Секс в жизни граждан нашего мегаполиса, пробиравшийся сквозь ветхие завалы ортодоксальных традиций православия и горьких иллюзий коммунистической идеологии, вдруг мощным потоком хлынул на миражи патриархальных семейных устоев. Вначале голос эроса звучал стыдливо и приниженно, затем сдержанно, потом низко, но увлеченно. Разлом страны, вызвавший у москвичей ощущение вседозволенности, — если империя разваливается, то почему не должны исчезнуть прежние моральные обязательства? — усилил этот голос. Затем голос перешел в крик, потом — в вопль большей части жителей нашего замечательного города и приезжих. Блуд, беспутство, гульба, распущенность перестали вызывать в обществе тревожное осуждение, а короткое время спустя уже не возникало даже легкого трепета удивления. Нынче бунт тотальной вседозволенности вошел в сознание так основательно и прочно, что наглухо умолк малейший протест граждан великой Москвы. Порой кажется, а не erecticus ли закрыл рты нашим землякам? Надо же чем-то объяснить это загадочное, это преступное молчание! Авторы, щедро использующие в своих сочинениях ненормативную лексику, в давке выстраиваются перед камерами телеканалов. Спрос на них такой же рыночный и бойкий, как на путан, толкущихся по дороге в Шереметьево.
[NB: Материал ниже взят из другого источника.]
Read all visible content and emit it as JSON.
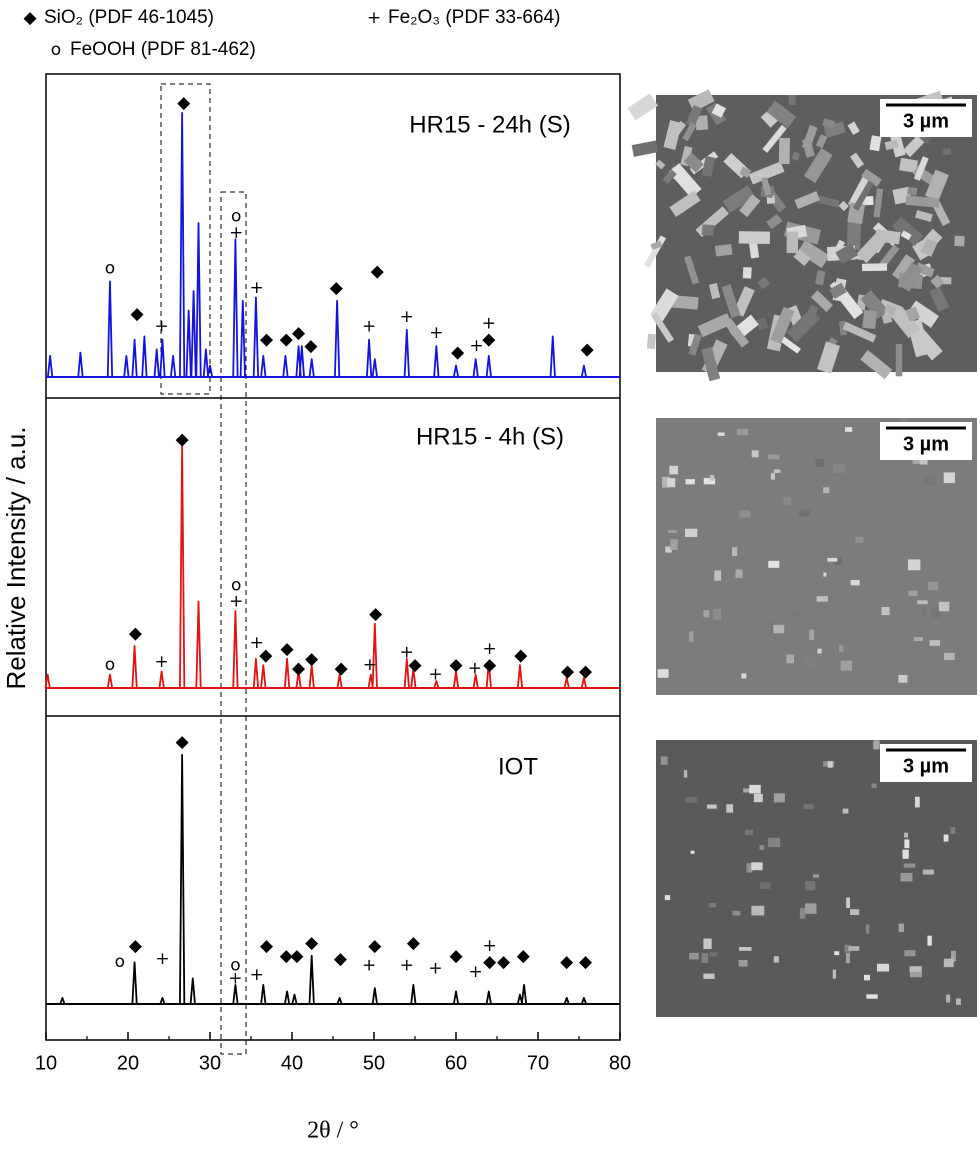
{
  "phases": [
    {
      "symbol": "◆",
      "name": "SiO₂ (PDF 46-1045)"
    },
    {
      "symbol": "+",
      "name": "Fe₂O₃ (PDF 33-664)"
    },
    {
      "symbol": "o",
      "name": "FeOOH (PDF 81-462)"
    }
  ],
  "figure": {
    "xlabel": "2θ / °",
    "ylabel": "Relative Intensity / a.u."
  },
  "chart_data": [
    {
      "type": "line",
      "title": "HR15 - 24h (S)",
      "color": "#1414dc",
      "xlim": [
        10,
        80
      ],
      "ylim": [
        0,
        100
      ],
      "baseline": 6.5,
      "x": [
        10.5,
        14.2,
        17.8,
        19.8,
        20.8,
        22.0,
        23.5,
        24.2,
        25.5,
        26.6,
        27.4,
        28.0,
        28.6,
        29.5,
        30.0,
        33.1,
        34.0,
        35.6,
        36.5,
        39.2,
        40.8,
        41.2,
        42.4,
        45.5,
        49.4,
        50.1,
        54.0,
        57.6,
        60.0,
        62.4,
        64.0,
        71.8,
        75.6
      ],
      "values": [
        13,
        14,
        36,
        13,
        18,
        19,
        15,
        18,
        13,
        88,
        27,
        33,
        54,
        15,
        10,
        49,
        30,
        31,
        13,
        13,
        16,
        16,
        12,
        30,
        18,
        12,
        21,
        16,
        10,
        12,
        13,
        19,
        10
      ],
      "peak_marks": [
        {
          "x": [
            26.8,
            21.1,
            36.9,
            39.3,
            40.8,
            42.3,
            45.4,
            50.4,
            60.2,
            64.0,
            76.0
          ],
          "y": [
            91,
            26,
            18,
            18,
            20,
            16,
            34,
            39,
            14,
            18,
            15
          ]
        },
        {
          "x": [
            24.1,
            33.2,
            35.7,
            49.4,
            54.0,
            57.6,
            62.5,
            64.0
          ],
          "y": [
            22,
            51,
            34,
            22,
            25,
            20,
            16,
            23
          ]
        },
        {
          "x": [
            17.8,
            33.2
          ],
          "y": [
            40,
            56
          ]
        }
      ]
    },
    {
      "type": "line",
      "title": "HR15 - 4h (S)",
      "color": "#e01414",
      "xlim": [
        10,
        80
      ],
      "ylim": [
        0,
        100
      ],
      "baseline": 8.8,
      "x": [
        10.2,
        17.8,
        20.8,
        24.1,
        26.6,
        28.6,
        33.1,
        35.6,
        36.5,
        39.4,
        40.8,
        42.4,
        45.8,
        49.6,
        50.1,
        54.0,
        54.8,
        57.6,
        60.0,
        62.4,
        64.0,
        67.8,
        73.5,
        75.6
      ],
      "values": [
        13,
        13,
        22,
        14,
        85,
        36,
        33,
        18,
        16,
        18,
        14,
        16,
        13,
        13,
        29,
        18,
        15,
        11,
        14,
        13,
        17,
        16,
        12,
        12
      ],
      "peak_marks": [
        {
          "x": [
            26.6,
            20.9,
            36.8,
            39.4,
            40.8,
            42.4,
            46.0,
            50.2,
            55.0,
            60.0,
            64.1,
            67.9,
            73.6,
            75.8
          ],
          "y": [
            87,
            26,
            19,
            21,
            15,
            18,
            15,
            32,
            16,
            16,
            16,
            19,
            14,
            14
          ]
        },
        {
          "x": [
            24.1,
            33.2,
            35.7,
            49.5,
            54.0,
            57.5,
            62.3,
            64.1
          ],
          "y": [
            17,
            36,
            23,
            16,
            20,
            13,
            15,
            21
          ]
        },
        {
          "x": [
            17.8,
            33.2
          ],
          "y": [
            16,
            41
          ]
        }
      ]
    },
    {
      "type": "line",
      "title": "IOT",
      "color": "#000000",
      "xlim": [
        10,
        80
      ],
      "ylim": [
        0,
        100
      ],
      "baseline": 11.1,
      "xticks": [
        10,
        20,
        30,
        40,
        50,
        60,
        70,
        80
      ],
      "x": [
        12.0,
        20.8,
        24.2,
        26.6,
        27.9,
        33.1,
        36.5,
        39.4,
        40.3,
        42.4,
        45.8,
        50.1,
        54.8,
        60.0,
        64.0,
        67.8,
        68.3,
        73.5,
        75.6
      ],
      "values": [
        13,
        24,
        13,
        88,
        19,
        17,
        17,
        15,
        14,
        26,
        13,
        16,
        17,
        15,
        15,
        14,
        17,
        13,
        13
      ],
      "peak_marks": [
        {
          "x": [
            26.6,
            20.9,
            36.9,
            39.3,
            40.6,
            42.4,
            45.9,
            50.1,
            54.8,
            60.0,
            64.1,
            65.8,
            68.2,
            73.5,
            75.8
          ],
          "y": [
            92,
            29,
            29,
            26,
            26,
            30,
            25,
            29,
            30,
            26,
            24,
            24,
            26,
            24,
            24
          ]
        },
        {
          "x": [
            24.2,
            33.1,
            35.7,
            49.4,
            54.0,
            57.5,
            62.4,
            64.1
          ],
          "y": [
            25,
            19,
            20,
            23,
            23,
            22,
            21,
            29
          ]
        },
        {
          "x": [
            19.0,
            33.1
          ],
          "y": [
            24,
            23
          ]
        }
      ]
    }
  ],
  "images": [
    {
      "scale_bar": "3 µm"
    },
    {
      "scale_bar": "3 µm"
    },
    {
      "scale_bar": "3 µm"
    }
  ]
}
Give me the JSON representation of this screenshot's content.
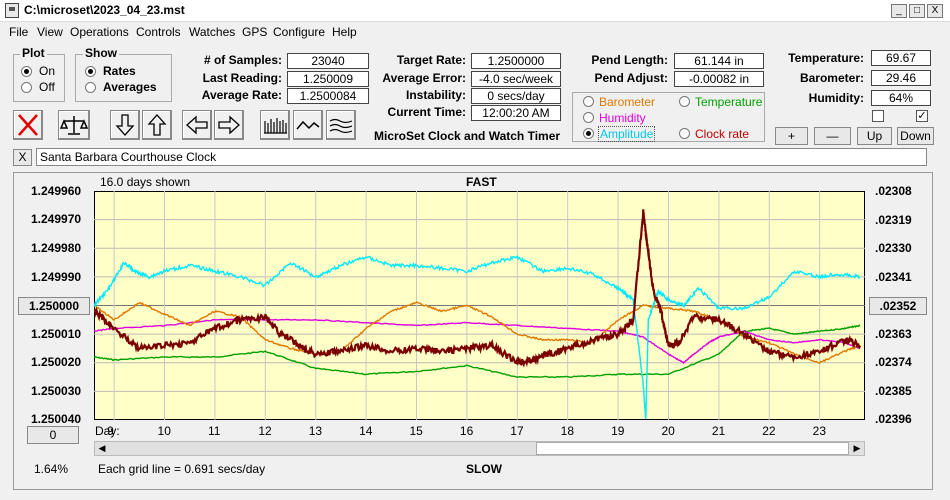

Количество дам полусвета, ожидающих клиентов за отдельными столиками элитных столичных ресторанов, или молодых женщин и кавалеров, жаждущих случайного уличного знакомства для приятного времяпрепровождения, множится, достигая невероятных размеров. Модельеры гордятся, что мастерят сексуальные одежды, парикмахеры — что создают возбуждающие прически. Хирурги лепят силиконовые груди, эротично подтягивают ягодицы, увеличивают erecticus; косметологи, добиваясь сексапильности, улучшают эпителии. Чтобы эротизировать архитектуру тела, медики проводят липосакции; чтобы ножки выглядели аппетитнее, обувщики совершенствуют, вытягивают каблучки; для пролонгации орального секса дантисты ставят нежнейшие фарфоровые протезы; для усиления ощущения оргазма гинекологи имплантируют в самые сокровенные части тела причудливые щипы; сосками грудей и шляпкой erecticus массажисты нежат тела клиентов, улучшая их кровообращение и настроение. Половое распутство, торговля телом и обслуживание эроса стало у нас бытовой нормой, вполне приличным и обыденным, не вызывающим ни малейших возражений делом. Самовозрастающей манией. Поэтому, едва Наталья Никитична простилась со своей партнершей, она тут же вспомнила о еще одном любовном свидании — с госпожой Ивониной.